McGough teaches golf to youth
Published 12:00 am Tuesday, June 15, 2010
NATCHEZ — In John McGough’s opinion, there’s nothing more fun for a child than learning to play golf.
The former two-time North Carolina All-American golfer has given lessons in Natchez off and on for the past 20 years. This month, he’s taken time to teach golf at Duncan Park’s Norman Puckett Junior Golf Academy.
“I don’t know if life gets any better than ages 6 to 13, when I have a club and a ball in my hands,” McGough said.
“They have a good time, and this is something they can do for the rest of their lives. It’s a healthy habit, and it’s a great way for families to spend quality time together.”
And the children are quick to pick up on his instructions.
“He teaches me about my grip and my position, (as far as) where to stand. I feel like he’s making me a better golfer,” said Sadarrius Thomas, 13.
Andrew Anders, 14, has also gotten good advice from McGough, he said.
“He tells me not to tuck my arm under when I’m driving, and to keep it straight,” Anders said.
For McGough, teaching young people how to play golf gives him a sense of fulfillment, he said.
“I don’t have any children, so I guess it’s Uncle John. You can do anything around Uncle John,” McGough joked.
“I just try to enjoy them and have a good time, and teach them a few things along the way. There’s plenty of time for learning, but right now is the time to cultivate their interest. The most important thing is that they have a good time. That way, they’ll keep coming back.”
McGough competed in the PGA Tour in the early 1980s and the U.S. Open five times. Greg Brooking, Duncan Park’s golf course superintendent, said those experiences allow him to relate to people well, even young people.
“John’s been a professional golfer for 35 years, and has had to deal with a lot of people and interviews, so he knows how to treat people. Also, he’s from Greenville, so he’s a Southern gentleman,” Brooking said.
But the correct technique in a golf swing isn’t something too complicated for younger golfers to pick up, McGough said.
“It’s so simple in its element. It’s just a stance, grip, ball position, posture and swing.
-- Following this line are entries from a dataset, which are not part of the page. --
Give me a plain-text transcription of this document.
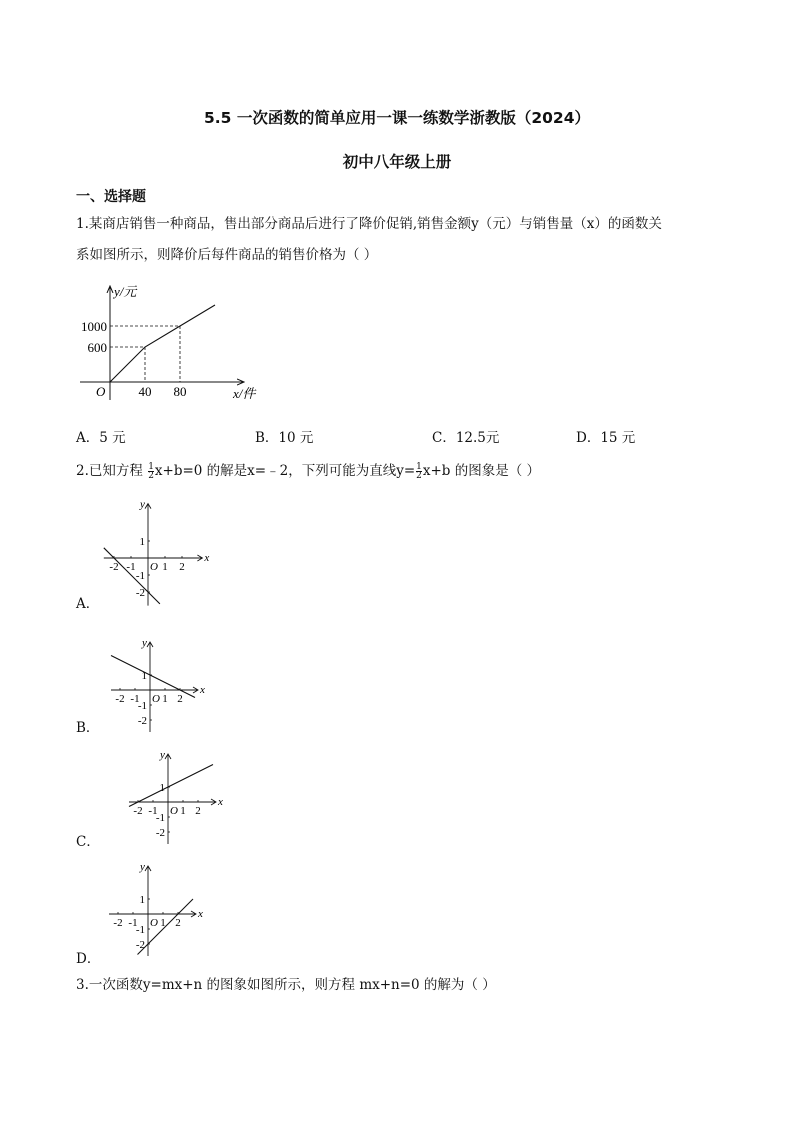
5.5 一次函数的简单应用一课一练数学浙教版（2024）
初中八年级上册
一、选择题
1.某商店销售一种商品，售出部分商品后进行了降价促销,销售金额y（元）与销售量（x）的函数关
系如图所示，则降价后每件商品的销售价格为（ ）
y/元
x/件
O
1000
600
40 80
A．5 元	B．10 元	C．12.5元	D．15 元
2.已知方程 $\frac{1}{2} x+b=0$ 的解是x=﹣2，下列可能为直线$y= \frac{1}{2} x+b$ 的图象是（ ）
x
y
O
-2 -1 1 2
1
-1
-2
A．
x
y
O
-2 -1 1 2
1
-1
-2
B．
x
y
O
-2 -1 1 2
1
-1
-2
C．
x
y
O
-2 -1 1 2
1
-1
-2
D．
3.一次函数y=mx+n 的图象如图所示，则方程 mx+n=0 的解为（ ）
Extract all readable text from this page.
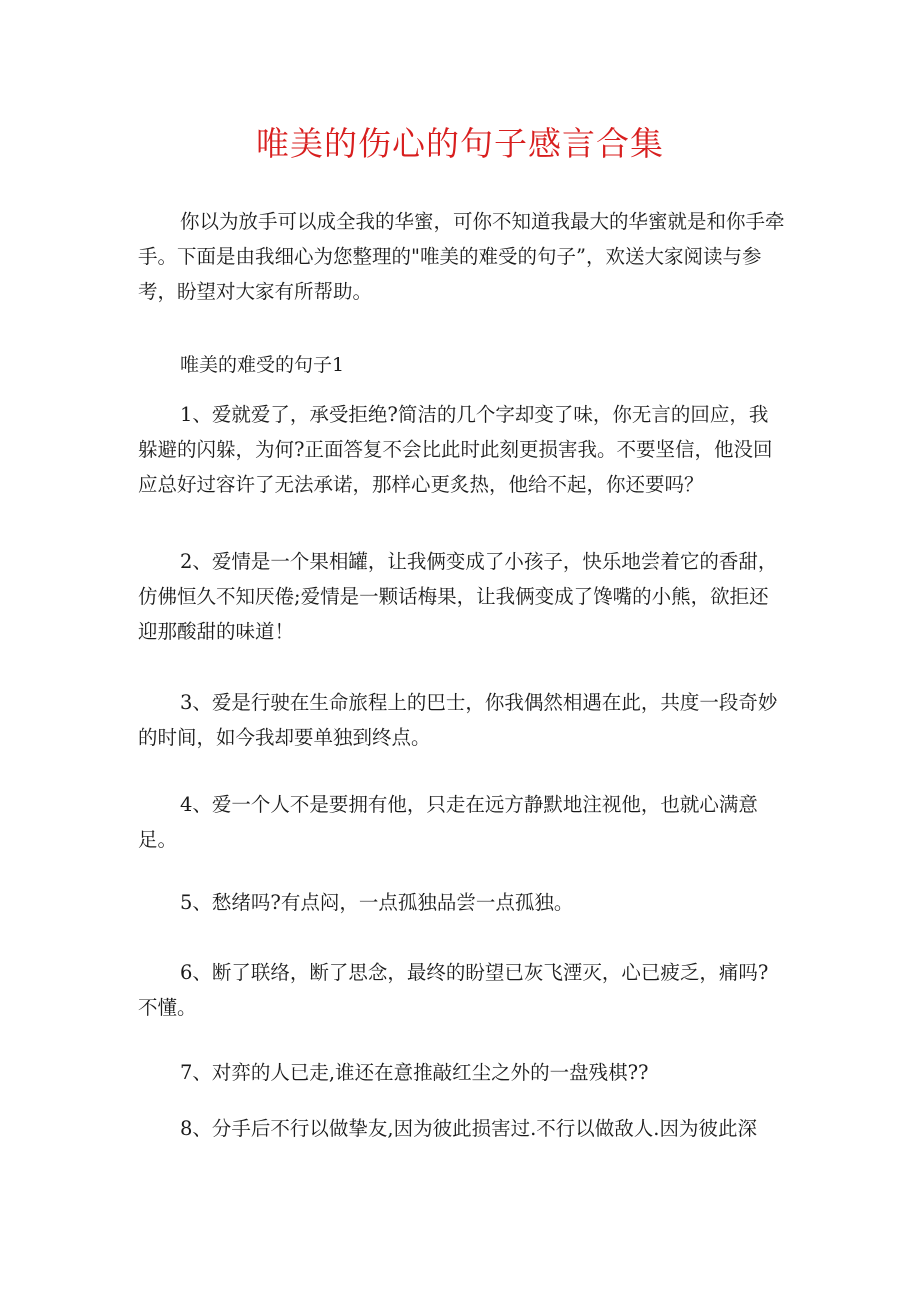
唯美的伤心的句子感言合集

你以为放手可以成全我的华蜜，可你不知道我最大的华蜜就是和你手牵手。下面是由我细心为您整理的"唯美的难受的句子”，欢送大家阅读与参考，盼望对大家有所帮助。

唯美的难受的句子1

1、爱就爱了，承受拒绝?简洁的几个字却变了味，你无言的回应，我躲避的闪躲，为何?正面答复不会比此时此刻更损害我。不要坚信，他没回应总好过容许了无法承诺，那样心更炙热，他给不起，你还要吗？

2、爱情是一个果相罐，让我俩变成了小孩子，快乐地尝着它的香甜，仿佛恒久不知厌倦;爱情是一颗话梅果，让我俩变成了馋嘴的小熊，欲拒还迎那酸甜的味道！

3、爱是行驶在生命旅程上的巴士，你我偶然相遇在此，共度一段奇妙的时间，如今我却要单独到终点。

4、爱一个人不是要拥有他，只走在远方静默地注视他，也就心满意足。

5、愁绪吗?有点闷，一点孤独品尝一点孤独。

6、断了联络，断了思念，最终的盼望已灰飞湮灭，心已疲乏，痛吗?不懂。

7、对弈的人已走,谁还在意推敲红尘之外的一盘残棋??

8、分手后不行以做挚友,因为彼此损害过.不行以做敌人.因为彼此深
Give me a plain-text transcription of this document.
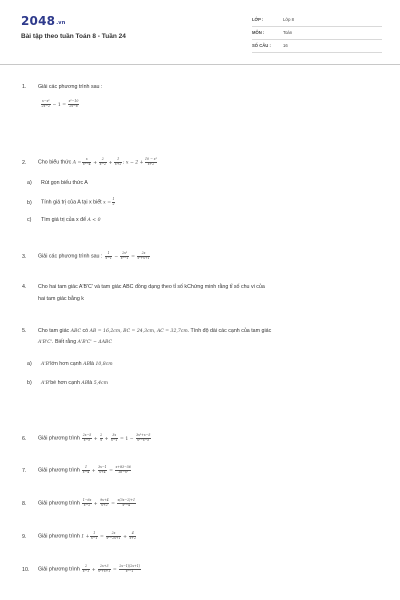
2048.vn
Bài tập theo tuần Toán 8 - Tuần 24
LỚP :	Lớp 8
MÔN :	Toán
SỐ CÂU :	16
1. Giải các phương trình sau :
$\frac{\text{x−x²}}{2x-2} - 1 = \frac{\text{x²−10}}{2x-6}$
2. Cho biểu thức $A = \frac{x}{\text{x²−4}} + \frac{2}{x-2} + \frac{1}{x+2}$ : $x - 2 + \frac{\text{10 − x²}}{x+2}$
a) Rút gọn biểu thức A
b) Tính giá trị của A tại x biết $x = \frac{1}{2}$
c) Tìm giá trị của x để A < 0
3. Giải các phương trình sau : $\frac{1}{x-1} - \frac{\text{2x²}}{\text{x³−1}} = \frac{2x}{\text{x²+x+1}}$
4. Cho hai tam giác A'B'C' và tam giác ABC đồng dạng theo tỉ số kChứng minh rằng tỉ số chu vi của
hai tam giác bằng k
5. Cho tam giác ABC có AB = 16,2cm, BC = 24,3cm, AC = 32,7cm. Tính độ dài các cạnh của tam giác
A'B'C'. Biết rằng A'B'C' ∼ ΔABC
a) A'B'lớn hơn cạnh ABlà 10,8cm
b) A'B'bé hơn cạnh ABlà 5,4cm
6. Giải phương trình $\frac{2x-5}{x-5} + \frac{2}{x} + \frac{3x}{x-1} = 1 - \frac{\text{3x²+x−5}}{\text{x²−x−5}}$
7. Giải phương trình $\frac{1}{x-4} + \frac{3x-1}{x+4} = \frac{x+83-56}{\text{16−x²}}$
8. Giải phương trình $\frac{1-6x}{x-2} + \frac{9x+4}{x+2} = \frac{x(3x-2)+1}{\text{x²−4}}$
9. Giải phương trình $1 + \frac{1}{x-1} = \frac{2x}{\text{x²−2x+1}} + \frac{4}{x+2}$
10. Giải phương trình $\frac{2}{x-1} + \frac{2x+3}{\text{x²+x+1}} = \frac{2x-1)(2x+1)}{\text{x³−1}}$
We try not to deviate too much from the fundamentals,” McGough said.
Brooking is a big advocate of getting young people interested in golf, and he’s been pleased with the interest the academy’s generated so far.
“We had 15 show up in the first week of June, and this week we’ve had 28. We had 22 in the first group and six in the second group, so the program’s been very successful,” Brooking said.
Golfing is a family tradition for Anders, so it was natural for him to pick up the club, he said.
“My dad, and his dad and his dad are golfers. Our whole family has been golfing for a while,” Anders said.
As for Thomas, he can’t exactly pinpoint why he likes golf so much.
“I’ve been coming out (to Duncan Park) for a good year, really because I just like it. I watch it on TV sometimes, and my favorite golfer is Tiger Woods,” Thomas said.